Encoding of Python 2 string literals

Thu Jul 23 02:13:02 EDT 2015

On Thu, Jul 23, 2015 at 3:58 PM, dieter <dieter at handshake.de> wrote:
> Steven D'Aprano <steve at pearwood.info> writes:
>> On Wed, 22 Jul 2015 08:17 pm, anatoly techtonik wrote:
>>> Is there a way to know encoding of string (bytes) literal
>>> defined in source file? For example, given that source:
>>>
>>>     # -*- coding: utf-8 -*-
>>>     from library import Entry
>>>     Entry("текст")
>>>
>>> Is there any way for Entry() constructor to know that
>>> string "текст" passed into it is the utf-8 string?
>> ...
>> The right way to deal with this is to use an actual Unicode string:
>>
>> Entry(u"текст")
>>
>> and make sure that the file is saved using UTF-8, as the encoding cookie
>> says.
>
> In order to follow this recommendation, is there an easy way to
> learn about the "encoding cookie"'s value -- rather than parsing
> the first two lines of the source file (which may not always be available).
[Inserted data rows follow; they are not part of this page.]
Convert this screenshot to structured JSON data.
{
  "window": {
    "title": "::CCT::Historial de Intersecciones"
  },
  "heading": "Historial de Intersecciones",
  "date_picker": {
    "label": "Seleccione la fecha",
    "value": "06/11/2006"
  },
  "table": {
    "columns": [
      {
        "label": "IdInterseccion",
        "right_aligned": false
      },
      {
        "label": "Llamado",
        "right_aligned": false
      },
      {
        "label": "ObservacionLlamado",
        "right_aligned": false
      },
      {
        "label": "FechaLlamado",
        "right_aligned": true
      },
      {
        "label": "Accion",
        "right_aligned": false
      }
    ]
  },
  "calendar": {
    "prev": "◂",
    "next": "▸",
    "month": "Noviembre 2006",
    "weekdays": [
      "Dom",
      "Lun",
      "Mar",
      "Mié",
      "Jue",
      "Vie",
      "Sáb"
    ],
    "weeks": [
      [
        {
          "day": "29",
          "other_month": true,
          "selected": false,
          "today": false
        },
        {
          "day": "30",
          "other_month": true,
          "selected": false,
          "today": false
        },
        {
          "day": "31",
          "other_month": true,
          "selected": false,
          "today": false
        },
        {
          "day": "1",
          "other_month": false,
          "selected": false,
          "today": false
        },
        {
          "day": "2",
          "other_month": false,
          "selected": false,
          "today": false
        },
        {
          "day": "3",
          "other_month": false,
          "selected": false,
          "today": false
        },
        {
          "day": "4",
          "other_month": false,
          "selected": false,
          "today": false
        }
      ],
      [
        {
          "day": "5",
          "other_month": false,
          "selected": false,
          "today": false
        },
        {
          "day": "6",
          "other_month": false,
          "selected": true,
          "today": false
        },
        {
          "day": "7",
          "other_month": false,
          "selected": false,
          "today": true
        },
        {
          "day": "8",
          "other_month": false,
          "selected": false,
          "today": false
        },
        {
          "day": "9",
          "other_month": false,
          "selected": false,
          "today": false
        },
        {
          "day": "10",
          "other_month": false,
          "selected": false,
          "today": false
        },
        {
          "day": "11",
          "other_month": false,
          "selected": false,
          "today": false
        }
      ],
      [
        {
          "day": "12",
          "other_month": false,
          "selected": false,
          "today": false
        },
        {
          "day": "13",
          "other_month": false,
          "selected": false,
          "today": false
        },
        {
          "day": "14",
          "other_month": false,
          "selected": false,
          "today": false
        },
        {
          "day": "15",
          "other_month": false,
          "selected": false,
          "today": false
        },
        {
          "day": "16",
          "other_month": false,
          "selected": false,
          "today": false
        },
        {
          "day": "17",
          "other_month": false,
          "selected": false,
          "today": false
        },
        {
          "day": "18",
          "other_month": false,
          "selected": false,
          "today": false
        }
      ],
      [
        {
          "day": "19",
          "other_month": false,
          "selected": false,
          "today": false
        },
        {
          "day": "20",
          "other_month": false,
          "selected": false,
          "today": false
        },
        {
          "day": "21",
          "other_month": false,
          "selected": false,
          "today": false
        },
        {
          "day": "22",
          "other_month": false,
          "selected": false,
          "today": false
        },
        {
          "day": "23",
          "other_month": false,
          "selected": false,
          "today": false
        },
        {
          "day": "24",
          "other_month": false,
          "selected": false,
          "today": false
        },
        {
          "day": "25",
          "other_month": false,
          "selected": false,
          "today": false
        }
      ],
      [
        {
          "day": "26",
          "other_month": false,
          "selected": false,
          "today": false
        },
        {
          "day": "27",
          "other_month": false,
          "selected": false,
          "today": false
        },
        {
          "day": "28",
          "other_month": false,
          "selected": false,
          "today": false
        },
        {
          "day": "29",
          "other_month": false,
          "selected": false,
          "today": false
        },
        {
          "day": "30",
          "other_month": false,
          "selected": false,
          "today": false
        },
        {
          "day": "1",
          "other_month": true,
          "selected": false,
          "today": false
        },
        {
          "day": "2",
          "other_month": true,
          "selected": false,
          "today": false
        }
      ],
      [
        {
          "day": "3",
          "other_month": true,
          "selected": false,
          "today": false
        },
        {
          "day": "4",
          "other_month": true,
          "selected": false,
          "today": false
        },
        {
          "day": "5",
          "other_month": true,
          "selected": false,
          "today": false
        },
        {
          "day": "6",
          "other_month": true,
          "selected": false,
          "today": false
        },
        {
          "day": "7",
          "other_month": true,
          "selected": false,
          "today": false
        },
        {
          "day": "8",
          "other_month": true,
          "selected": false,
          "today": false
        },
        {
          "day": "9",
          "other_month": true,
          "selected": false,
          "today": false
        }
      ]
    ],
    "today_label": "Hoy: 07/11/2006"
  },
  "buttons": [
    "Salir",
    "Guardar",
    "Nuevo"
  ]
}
No; you don't need to. If you use a Unicode string literal (as marked
by the u"..." notation), the Python compiler will handle the decoding
for you. The string that's passed to Entry() will simply be a string
of Unicode codepoints - no encoding information needed. If you then
want that in UTF-8, you can encode it explicitly.

ChrisA